My dear love Sean, got to do his first wedding at the end of August. I was a little bummed I couldn't go but the Lord knows! The sweet couple who gave him a place to lay his head are dairy farmers. As a gift before he left, they gave him about 25 lbs of ground beef. What a blessing for our little crew! I think it took us about 3 months to run out!  Then, back to Winco I went surveying the meat products. Until we watched this movie the other night: 
Food Inc.   (click for Trailer)
THIS MOVIE WILL SHOCK YOU!




I have never been much of a granola person myself, but after enjoying a few gardens, there is something to be said about knowing WHERE your food comes from.  To me its worth paying $1.50 or a little more per pound for healthy food.  Today we went to Bald Hill Farms, LLC and picked up 5lbs of fresh ground beef.  If I only didn't sell my extra freezer!! When we are settled again, I know we will buy some chickens so we can have some fresh eggs too.

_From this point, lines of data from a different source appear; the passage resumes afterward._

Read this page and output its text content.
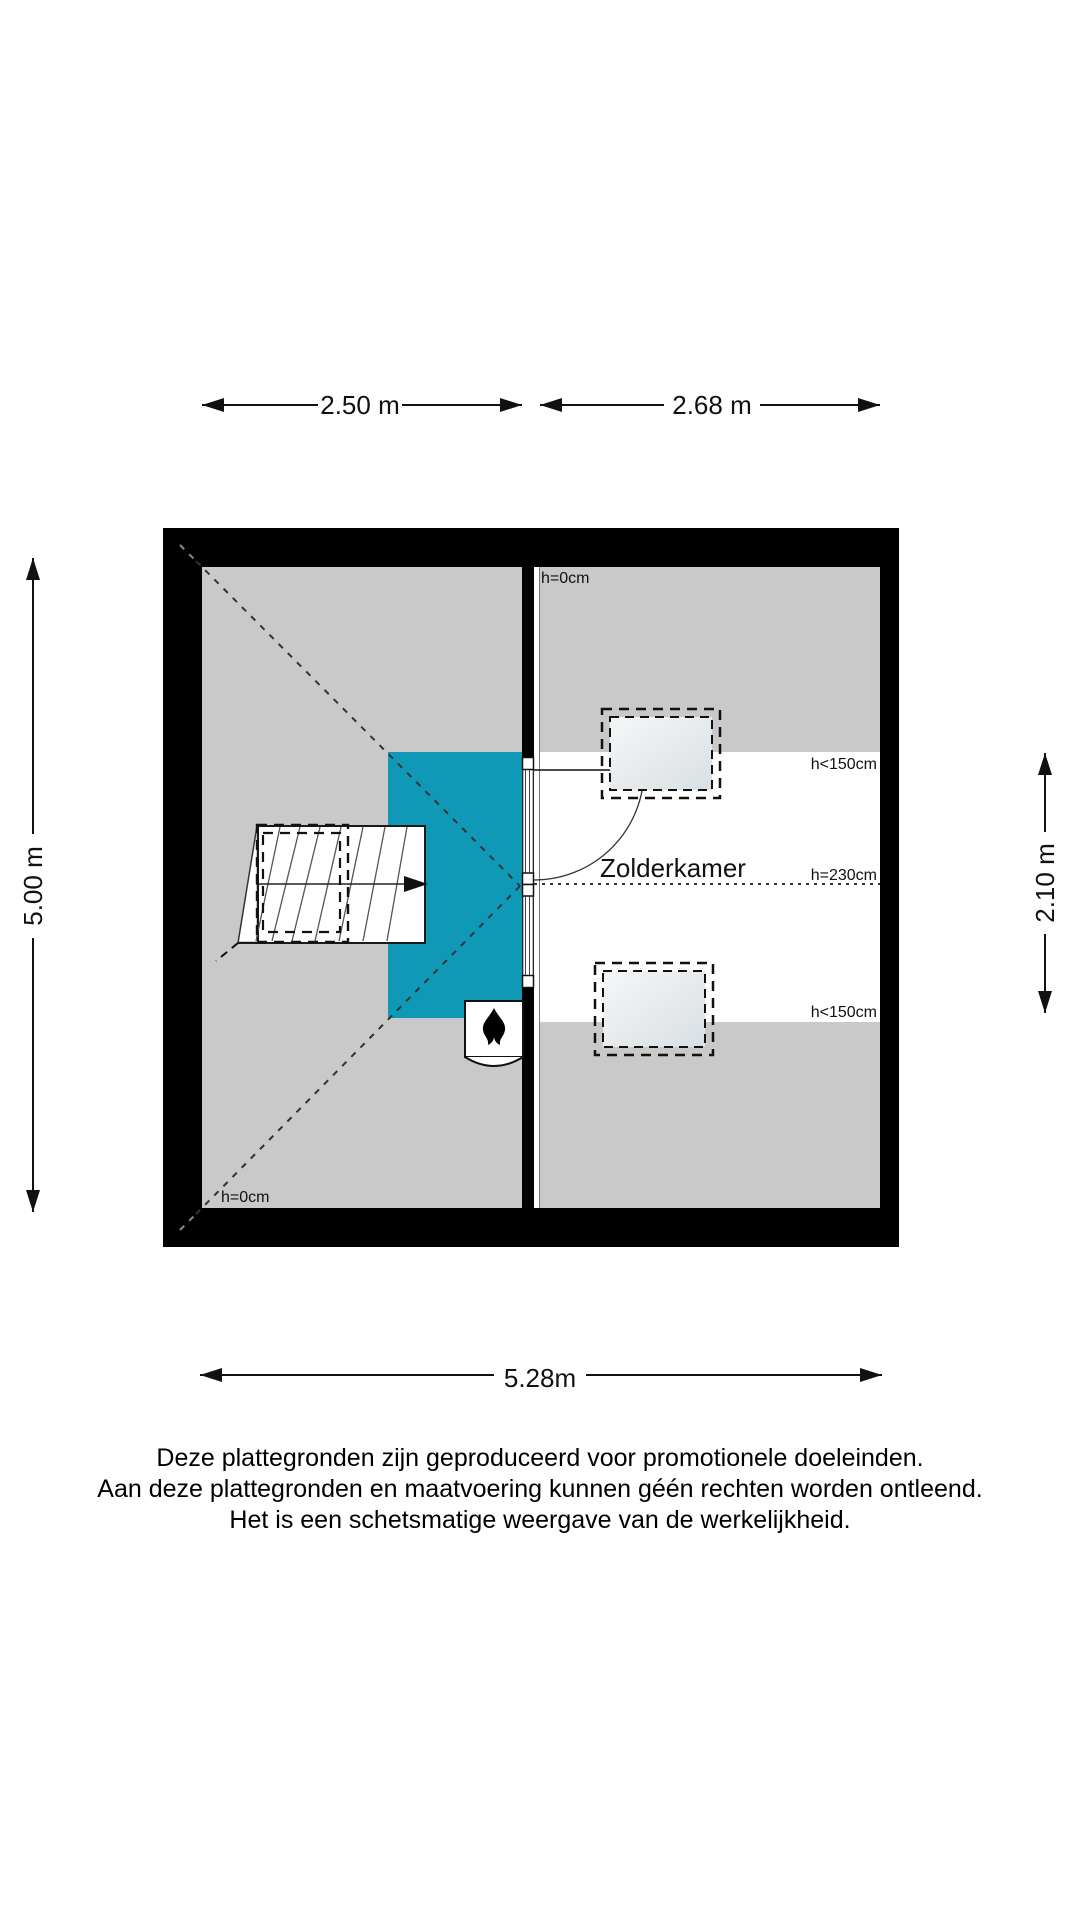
h=0cm
h=0cm
h<150cm
h=230cm
h<150cm
Zolderkamer
2.50 m	2.68 m
5.28m
5.00 m	2.10 m
Deze plattegronden zijn geproduceerd voor promotionele doeleinden.
Aan deze plattegronden en maatvoering kunnen géén rechten worden ontleend.
Het is een schetsmatige weergave van de werkelijkheid.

Here is a caption from the website about the film:

In Food, Inc., filmmaker Robert Kenner lifts the veil on our nation's food industry, exposing the highly mechanized underbelly that has been hidden from the American consumer with the consent of our government's regulatory agencies, USDA and FDA. Our nation's food supply is now controlled by a handful of corporations that often put profit ahead of consumer health, the livelihood of the American farmer, the safety of workers and our own environment. We have bigger-breasted chickens, the perfect pork chop, herbicide-resistant soybean seeds, even tomatoes that won't go bad, but we also have new strains of E. coli—the harmful bacteria that causes illness for an estimated 73,000 Americans annually. We are riddled with widespread obesity, particularly among children, and an epidemic level of diabetes among adults.
Featuring interviews with such experts as Eric Schlosser (Fast Food Nation), Michael Pollan (The Omnivore's DilemmaIn Defense of Food: An Eater's Manifesto) along with forward thinking social entrepreneurs like Stonyfield's Gary Hirshberg and Polyface Farms' Joel Salatin, Food, Inc. reveals surprising—and often shocking truths—about what we eat, how it's produced, who we have become as a nation and where we are going from here.